Comment on attachment 583233 [details] [diff] [review]
Proposed patch, part 4, version 5: Hide and expose the visible area as necessary.

>diff --git a/mobile/android/base/gfx/GeckoSoftwareLayerClient.java b/mobile/android/base/gfx/GeckoSoftwareLayerClient.java
>     public void handleMessage(String event, JSONObject message) {
>-        if ("Viewport:Update".equals(event)) {
>-            beginTransaction(mTileLayer);
>-            try {
>-                updateViewport(message.getString("viewport"), false);
>-            } catch (JSONException e) {
>-                Log.e(LOGTAG, "Unable to update viewport", e);
>-            } finally {
>-                endTransaction(mTileLayer);
>-            }
>+        if ("Viewport:Expose".equals(event)) {
>+            GeckoAppShell.sendEventToGecko(new GeckoEvent("Viewport:Expose", ""));

This event does nothing.

>+            GeckoAppShell.sendEventToGecko(new GeckoEvent(GeckoEvent.EXPOSE));
>+        } else if ("Viewport:UpdateAndDraw".equals(event)) {
>+            mUpdateViewportOnEndDraw = true;
>+
>+            // Redraw everything.
>+            Rect rect = new Rect(0, 0, mBufferSize.width, mBufferSize.height);
>+            GeckoAppShell.sendEventToGecko(new GeckoEvent(GeckoEvent.DRAW, rect));

So I think there's still a possible race condition here with the following sequence of events:
1) Animation starts in PZC
2) PZC changes the viewport, and a Viewport:Update event is sent to gecko and put in gecko's queue.
3) Gecko or user javascript changes the viewport in gecko
4) browser.js sends Viewport:UpdateAndDraw because of step 3. That comes in here, sets mUpdateViewportOnEndDraw and sends GeckoEvent.DRAW which gets queued in gecko
5) The Viewport:Update event from (2) gets processed, clobbering the new viewport set in (3)
6) The DRAW from (4) gets processed, and draws the old position (not the new viewport set in (2)).

Thoughts?

>+    } else if (aTopic == "document-shown") {
>+      let tab = this.selectedTab;
>+      if (tab.browser.contentDocument != aSubject) {
>+        return;
>+      }
>+
>+      ViewportHandler.updateMetadata(tab);
>+      tab.sendExposeEvent();
>+      tab.suppressDrawing = false;

The suppressDrawing should probably be before the sendExposeEvent() even though since it's a timer it won't make much difference.
Patch part 3 version 5 implements expose events.
Attachment #583230 - Attachment is obsolete: true
Attachment #583230 - Flags: review?(bugmail.mozilla)
Attachment #583307 - Flags: review?(bugmail.mozilla)
(In reply to Kartikaya Gupta (:kats) from comment #29)
> Comment on attachment 583230 [details] [diff] [review]
> Proposed patch, part 3, version 4: Implement expose events.
> 
> >diff --git a/widget/src/android/nsWindow.cpp b/widget/src/android/nsWindow.cpp
> >     /*
> >-     * Check to see whether browser.js wants us to draw.

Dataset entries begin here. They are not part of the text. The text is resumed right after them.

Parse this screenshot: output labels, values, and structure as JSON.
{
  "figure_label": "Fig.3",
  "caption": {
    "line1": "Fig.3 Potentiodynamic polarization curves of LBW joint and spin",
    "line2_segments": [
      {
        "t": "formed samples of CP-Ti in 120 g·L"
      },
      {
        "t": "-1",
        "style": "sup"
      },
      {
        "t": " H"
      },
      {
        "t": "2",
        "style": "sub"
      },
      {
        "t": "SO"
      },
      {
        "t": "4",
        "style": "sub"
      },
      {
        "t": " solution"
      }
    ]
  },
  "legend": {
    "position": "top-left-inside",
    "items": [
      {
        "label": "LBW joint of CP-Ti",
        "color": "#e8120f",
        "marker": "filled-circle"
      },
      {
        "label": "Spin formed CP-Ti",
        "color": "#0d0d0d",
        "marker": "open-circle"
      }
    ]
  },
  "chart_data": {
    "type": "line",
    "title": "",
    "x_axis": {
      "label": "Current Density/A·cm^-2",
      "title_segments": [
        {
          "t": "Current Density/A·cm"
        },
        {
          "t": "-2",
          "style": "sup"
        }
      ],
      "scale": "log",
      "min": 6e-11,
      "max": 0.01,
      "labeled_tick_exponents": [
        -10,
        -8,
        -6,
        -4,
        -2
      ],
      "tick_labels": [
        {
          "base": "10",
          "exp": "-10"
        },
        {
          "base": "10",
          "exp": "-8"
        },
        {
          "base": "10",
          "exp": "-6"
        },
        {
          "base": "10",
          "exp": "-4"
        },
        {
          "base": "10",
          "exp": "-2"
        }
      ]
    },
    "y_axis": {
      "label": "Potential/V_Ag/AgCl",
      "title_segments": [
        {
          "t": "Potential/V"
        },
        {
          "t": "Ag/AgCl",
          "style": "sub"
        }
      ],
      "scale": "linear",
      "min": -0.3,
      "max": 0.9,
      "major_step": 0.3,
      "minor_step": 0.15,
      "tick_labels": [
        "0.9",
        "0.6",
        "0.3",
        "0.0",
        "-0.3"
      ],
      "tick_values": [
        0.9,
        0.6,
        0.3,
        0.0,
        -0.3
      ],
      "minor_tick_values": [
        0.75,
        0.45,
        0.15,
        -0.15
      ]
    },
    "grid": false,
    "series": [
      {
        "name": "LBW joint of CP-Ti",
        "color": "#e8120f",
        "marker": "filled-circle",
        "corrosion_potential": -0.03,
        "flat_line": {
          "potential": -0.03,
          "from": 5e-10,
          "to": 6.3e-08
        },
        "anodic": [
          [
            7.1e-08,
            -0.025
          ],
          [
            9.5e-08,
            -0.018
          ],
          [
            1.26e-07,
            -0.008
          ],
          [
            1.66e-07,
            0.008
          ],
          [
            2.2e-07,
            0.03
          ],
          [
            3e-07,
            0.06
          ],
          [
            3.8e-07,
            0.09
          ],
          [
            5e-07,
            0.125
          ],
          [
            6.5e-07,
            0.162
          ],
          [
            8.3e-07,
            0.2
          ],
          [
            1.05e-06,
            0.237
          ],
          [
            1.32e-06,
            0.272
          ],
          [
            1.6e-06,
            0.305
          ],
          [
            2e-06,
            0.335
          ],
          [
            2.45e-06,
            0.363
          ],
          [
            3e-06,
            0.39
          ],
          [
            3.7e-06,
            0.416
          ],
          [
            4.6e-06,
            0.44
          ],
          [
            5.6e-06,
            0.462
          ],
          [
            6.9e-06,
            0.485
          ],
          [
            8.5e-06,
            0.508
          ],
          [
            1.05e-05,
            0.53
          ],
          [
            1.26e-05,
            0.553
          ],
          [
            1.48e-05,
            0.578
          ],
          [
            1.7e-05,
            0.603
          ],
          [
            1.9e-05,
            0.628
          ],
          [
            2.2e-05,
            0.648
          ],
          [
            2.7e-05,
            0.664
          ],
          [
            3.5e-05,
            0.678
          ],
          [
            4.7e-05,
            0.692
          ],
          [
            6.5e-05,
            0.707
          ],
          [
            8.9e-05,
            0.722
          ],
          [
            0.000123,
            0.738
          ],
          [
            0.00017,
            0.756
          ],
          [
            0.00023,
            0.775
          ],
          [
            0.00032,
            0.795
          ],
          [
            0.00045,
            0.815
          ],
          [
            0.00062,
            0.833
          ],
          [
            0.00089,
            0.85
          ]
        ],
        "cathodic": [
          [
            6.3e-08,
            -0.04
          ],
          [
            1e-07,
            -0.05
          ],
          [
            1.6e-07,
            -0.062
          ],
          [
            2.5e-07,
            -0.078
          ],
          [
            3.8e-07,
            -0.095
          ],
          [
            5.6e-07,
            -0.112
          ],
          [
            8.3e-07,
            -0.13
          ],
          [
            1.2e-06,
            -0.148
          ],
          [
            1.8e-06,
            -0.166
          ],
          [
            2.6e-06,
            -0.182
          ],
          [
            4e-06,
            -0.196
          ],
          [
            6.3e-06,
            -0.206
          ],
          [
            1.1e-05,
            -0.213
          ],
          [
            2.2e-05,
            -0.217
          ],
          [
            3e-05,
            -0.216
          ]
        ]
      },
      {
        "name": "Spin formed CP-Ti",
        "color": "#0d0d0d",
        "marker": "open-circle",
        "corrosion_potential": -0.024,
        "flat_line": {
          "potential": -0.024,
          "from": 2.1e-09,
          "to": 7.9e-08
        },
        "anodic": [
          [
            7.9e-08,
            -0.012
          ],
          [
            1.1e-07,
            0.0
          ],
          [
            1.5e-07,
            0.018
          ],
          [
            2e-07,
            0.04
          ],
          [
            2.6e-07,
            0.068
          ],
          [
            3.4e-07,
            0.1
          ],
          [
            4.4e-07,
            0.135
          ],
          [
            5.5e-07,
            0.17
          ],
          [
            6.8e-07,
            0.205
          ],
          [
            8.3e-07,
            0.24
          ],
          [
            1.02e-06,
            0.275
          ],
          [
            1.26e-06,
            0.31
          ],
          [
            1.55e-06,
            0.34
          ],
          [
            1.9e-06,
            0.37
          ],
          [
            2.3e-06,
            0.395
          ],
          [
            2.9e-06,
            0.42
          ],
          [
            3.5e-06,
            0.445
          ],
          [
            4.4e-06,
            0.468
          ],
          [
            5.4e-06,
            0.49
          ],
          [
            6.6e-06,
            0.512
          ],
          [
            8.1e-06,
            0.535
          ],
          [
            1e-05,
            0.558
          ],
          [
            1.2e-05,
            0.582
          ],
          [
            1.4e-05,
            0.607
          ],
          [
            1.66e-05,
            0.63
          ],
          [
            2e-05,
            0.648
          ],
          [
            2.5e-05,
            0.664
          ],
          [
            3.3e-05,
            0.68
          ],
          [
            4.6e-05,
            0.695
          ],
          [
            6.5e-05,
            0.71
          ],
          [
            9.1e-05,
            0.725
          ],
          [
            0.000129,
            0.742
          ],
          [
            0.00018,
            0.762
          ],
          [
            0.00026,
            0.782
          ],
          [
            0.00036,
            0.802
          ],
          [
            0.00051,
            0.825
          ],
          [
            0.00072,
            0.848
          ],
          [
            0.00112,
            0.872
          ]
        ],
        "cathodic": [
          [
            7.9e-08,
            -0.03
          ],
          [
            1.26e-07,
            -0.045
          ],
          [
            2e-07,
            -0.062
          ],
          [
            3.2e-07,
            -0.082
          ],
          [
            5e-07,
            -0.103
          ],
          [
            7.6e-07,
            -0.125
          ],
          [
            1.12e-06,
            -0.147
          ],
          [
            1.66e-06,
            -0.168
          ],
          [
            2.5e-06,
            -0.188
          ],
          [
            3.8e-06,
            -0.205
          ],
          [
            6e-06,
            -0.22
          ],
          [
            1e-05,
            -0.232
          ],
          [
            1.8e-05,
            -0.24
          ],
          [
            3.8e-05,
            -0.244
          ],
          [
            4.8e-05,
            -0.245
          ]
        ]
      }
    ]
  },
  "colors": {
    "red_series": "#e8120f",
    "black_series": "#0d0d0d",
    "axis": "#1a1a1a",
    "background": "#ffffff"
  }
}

This will be false during page
> >-     * transitions, in which case we immediately bail out.
> >+     * If this is a DRAW event (not an EXPOSE event), check to see whether browser.js wants us to
> >+     * draw. This will be false during page transitions, in which case we immediately bail out.
> >      */
> >     nsCOMPtr<nsIAndroidDrawMetadataProvider> metadataProvider =
> >         AndroidBridge::Bridge()->GetDrawMetadataProvider();
> > 
> >     bool shouldDraw = true;
> >     if (metadataProvider) {
> >         metadataProvider->DrawingAllowed(&shouldDraw);
> >     }
> >     if (!shouldDraw) {
> >         return;
> >     }
> 
> Shouldn't this code be checking ae->Type() == AndroidGeckoEvent::DRAW (as
> per the comment)?

Oops, yes. Fixed.
(In reply to Kartikaya Gupta (:kats) from comment #30)
> So I think there's still a possible race condition here with the following
> sequence of events:
> 1) Animation starts in PZC
> 2) PZC changes the viewport, and a Viewport:Update event is sent to gecko
> and put in gecko's queue.
> 3) Gecko or user javascript changes the viewport in gecko
> 4) browser.js sends Viewport:UpdateAndDraw because of step 3. That comes in
> here, sets mUpdateViewportOnEndDraw and sends GeckoEvent.DRAW which gets
> queued in gecko
> 5) The Viewport:Update event from (2) gets processed, clobbering the new
> viewport set in (3)
> 6) The DRAW from (4) gets processed, and draws the old position (not the new
> viewport set in (2)).
> 
> Thoughts?

I'm not sure I understand. Viewport:Update doesn't exist anymore after this patch; do you mean Viewport:Change? Assuming you do, the DRAW event should always query the current viewport via the nsIAndroidDrawMetadataProvider, so it should be correct with respect to the contents. I guess you might want animation to override scroll changes set by content JavaScript, but that seems like a separate bug needing separate heuristics.
Attachment #583307 - Flags: review?(bugmail.mozilla) → review+
(In reply to Patrick Walton (:pcwalton) from comment #33)
> I'm not sure I understand. Viewport:Update doesn't exist anymore after this
> patch; do you mean Viewport:Change?

Sorry, yes, I meant Viewport:Change.

> Assuming you do, the DRAW event should
> always query the current viewport via the nsIAndroidDrawMetadataProvider, so
> it should be correct with respect to the contents. I guess you might want
> animation to override scroll changes set by content JavaScript, but that
> seems like a separate bug needing separate heuristics.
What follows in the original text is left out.